Он стиснул зубы и прислонил гиттерн к стене.

— Что с тобой? Ты заболела?

Она молча выбралась из постели и распахнула покрывало. И предстала перед ним обнаженная, наконец-то гордая своим естеством — во всем великолепии своего юного, совершенного, неоспоримо женского тела.

Глава 15.

Он утратил способность мыслить и рассуждать здраво. Вся энергия, сосредоточенная в его теле, устремилась вниз, к его чреслам, и восстала ей навстречу.

Она старалась удержать его взгляд, но он уже смотрел на ее груди, наконец-то свободные, маленькие и дерзкие, такие нежные, лунно-белые, соблазнительные — совсем как в его мечтах.

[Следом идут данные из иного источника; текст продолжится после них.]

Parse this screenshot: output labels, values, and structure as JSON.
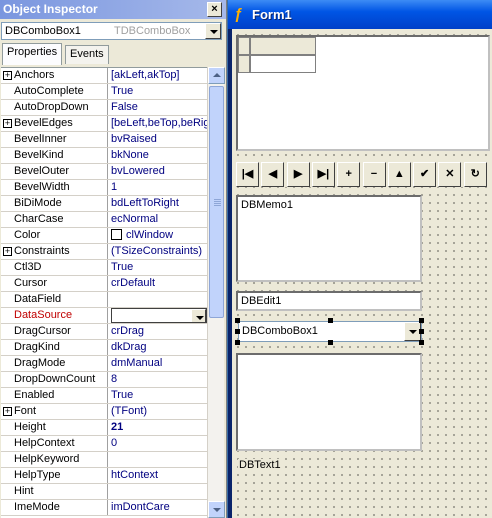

Кожа у нее была бледная, не тронутая ни ветрами, ни лучами солнца. Не иначе, Господь впервые даровал женщине столь белоснежную кожу. Неужели все то время, что он проводил с Маленьким Джоном, под его одеждой пряталась эта нежная, прекрасная плоть?

Он опустил глаза ниже, туда, где ее талия — теперь он увидел, какая она до невозможности тонкая — плавно переходила в бедра. Их контуры совершенно ничем не напоминали мальчишеские. Жадным взглядом он смаковал каждый изгиб ее тела, зная, что она наблюдает за ним. Терпеливо ждет, когда он изучит ее до конца.